Maybe it’s because I don’t feel especially attached to my hometown that I am open to new places. I grew up in Louisville, Kentucky, but only after a wrenching divorce took me away from the place of my earliest memories (Beaumont, Texas). Instead of a nostalgic longing for my hometown, I have a sentimental attachment to my grandmother’s hometown: Woodstock, New York. She lives in the house that her father built in 1954, where my great-grandmother died at the age of 103, just a few minutes’ walk from the town center. When I’m in Woodstock I believe passionately that if I could live anywhere in the world it would be there. I got married there in 2003. I’ll probably never have the opportunity to live there.
Columbia isn’t close either to Santa Monica or to Woodstock; in fact it’s equally inaccessible to both places. Bummer.

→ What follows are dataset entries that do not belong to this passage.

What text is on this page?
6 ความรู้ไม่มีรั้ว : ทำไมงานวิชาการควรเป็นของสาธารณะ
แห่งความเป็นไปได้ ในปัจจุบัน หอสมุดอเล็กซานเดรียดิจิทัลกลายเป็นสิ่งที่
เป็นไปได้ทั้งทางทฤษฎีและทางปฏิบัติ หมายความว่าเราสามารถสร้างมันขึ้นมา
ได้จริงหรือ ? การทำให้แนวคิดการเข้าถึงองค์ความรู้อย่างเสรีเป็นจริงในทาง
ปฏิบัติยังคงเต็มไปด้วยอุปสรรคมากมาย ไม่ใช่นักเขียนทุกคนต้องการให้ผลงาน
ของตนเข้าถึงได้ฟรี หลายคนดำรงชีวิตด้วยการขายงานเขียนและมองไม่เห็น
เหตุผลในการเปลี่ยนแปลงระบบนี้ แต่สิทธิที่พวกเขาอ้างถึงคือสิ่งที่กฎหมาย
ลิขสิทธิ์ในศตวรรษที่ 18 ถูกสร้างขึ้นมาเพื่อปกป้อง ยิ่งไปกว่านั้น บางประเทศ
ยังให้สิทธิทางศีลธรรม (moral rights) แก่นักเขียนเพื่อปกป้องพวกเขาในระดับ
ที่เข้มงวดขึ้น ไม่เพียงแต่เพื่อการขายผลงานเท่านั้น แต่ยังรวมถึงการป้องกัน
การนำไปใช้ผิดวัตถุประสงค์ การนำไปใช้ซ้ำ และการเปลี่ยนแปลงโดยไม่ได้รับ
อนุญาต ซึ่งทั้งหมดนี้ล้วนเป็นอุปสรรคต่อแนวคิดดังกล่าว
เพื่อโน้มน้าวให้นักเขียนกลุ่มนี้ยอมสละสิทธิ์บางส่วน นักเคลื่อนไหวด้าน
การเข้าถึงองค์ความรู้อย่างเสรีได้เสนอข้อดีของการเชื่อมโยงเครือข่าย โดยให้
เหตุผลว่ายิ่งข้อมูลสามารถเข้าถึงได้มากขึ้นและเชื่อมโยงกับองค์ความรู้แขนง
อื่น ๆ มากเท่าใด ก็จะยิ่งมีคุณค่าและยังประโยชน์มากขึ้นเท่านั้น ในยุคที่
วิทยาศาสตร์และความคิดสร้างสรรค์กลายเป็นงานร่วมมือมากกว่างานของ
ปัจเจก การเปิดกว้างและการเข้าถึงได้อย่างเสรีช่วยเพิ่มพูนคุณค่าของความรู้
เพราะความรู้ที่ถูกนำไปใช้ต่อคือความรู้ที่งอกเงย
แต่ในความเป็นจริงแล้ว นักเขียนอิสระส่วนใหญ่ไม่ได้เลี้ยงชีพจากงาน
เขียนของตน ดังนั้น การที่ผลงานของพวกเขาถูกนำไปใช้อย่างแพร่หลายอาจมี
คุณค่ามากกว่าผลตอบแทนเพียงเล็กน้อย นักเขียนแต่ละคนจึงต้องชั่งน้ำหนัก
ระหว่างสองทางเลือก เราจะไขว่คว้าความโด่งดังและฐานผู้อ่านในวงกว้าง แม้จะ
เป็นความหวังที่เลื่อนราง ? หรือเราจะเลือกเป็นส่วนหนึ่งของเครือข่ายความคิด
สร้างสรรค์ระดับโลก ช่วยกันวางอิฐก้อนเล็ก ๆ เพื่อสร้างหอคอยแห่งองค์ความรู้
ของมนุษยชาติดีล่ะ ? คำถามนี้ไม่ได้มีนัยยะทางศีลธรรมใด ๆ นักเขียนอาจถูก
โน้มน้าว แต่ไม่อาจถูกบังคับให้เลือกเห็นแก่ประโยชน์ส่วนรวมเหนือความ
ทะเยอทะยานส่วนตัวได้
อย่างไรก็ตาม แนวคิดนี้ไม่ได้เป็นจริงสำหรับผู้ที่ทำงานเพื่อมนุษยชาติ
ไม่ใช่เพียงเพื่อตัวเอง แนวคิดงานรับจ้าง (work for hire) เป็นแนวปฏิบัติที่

But maybe since it’s right in between my two favorite places in the world, I can see that as a good thing too.
(Update posted April 3, 2008:)
On March 19, 2008, Forbes magazine ranked Columbia, Missouri, as number 4 in its list of "Best Small Cities for Business and Careers." (In the top 3 spots are Sioux Falls, SD, Iowa City, IA, and Bloomington, IN.) The rankings are based on nine criteria: Colleges, Cost of Doing Business, Cost of Living, Crime Rate, Culture & Leisure, Educational Attainment, Income Growth, Job Growth, and Net Migration.
On February 7, 2008, Forbes magazine ranked Columbia, Missouri, as number 11 in its list of "America's Smartest Cities." With a population of 153,706, 40.81 percent of people aged 25 and older have a bachelor's degree or higher; 4.16 percent have a Ph.D.; 3.86 percent have a professional degree; and 88.83 percent have graduated high school.
On December 12, 2007, Forbes magazine listed Columbia, Missouri, as one of the "Top 20 Places to Educate Your Child." The rankings are based on five criteria: School Support (Columbia got a B+), Private School Options (C+), Library Popularity (A+), College Town (A+), and College Options (A). Columbia is one of the smaller cities on the list. If you want to know how popular the library is, ask my 3-year-old son, he gets excited every time we drive past it, and it's his most requested place to go -- even more than the carousel!
The September/October 2003 issue of Organic Style Magazine listed Columbia as one of the top "Healthy Cities" in the nation.
The September/October 1998 issue of Consumer's Digest Magazine listed Columbia as "one of the best and most affordable retirement sites in the country" (according to the Columbia Chamber of Commerce).
In November 1999, Money magazine ranked Columbia, Missouri, as one of its six "best places to live" in the United States. Also in 1999, Columbia was voted runner-up for Best Small City in America. In fact, Money magazine had its eye on Columbia as far back as September 1990, when it ranked Columbia number 5 in the nation's "best places to live" -- even more surprising given that the other 4 cities were all on the West Coast, 3 of them in Washington State. The suspicious thing about Money's lists, though, is that they issue these lists every year, but the cities on those lists are different every time. For 2006, Columbia made the Top 90 Best Places list, but falls somewhere around 76 on that list.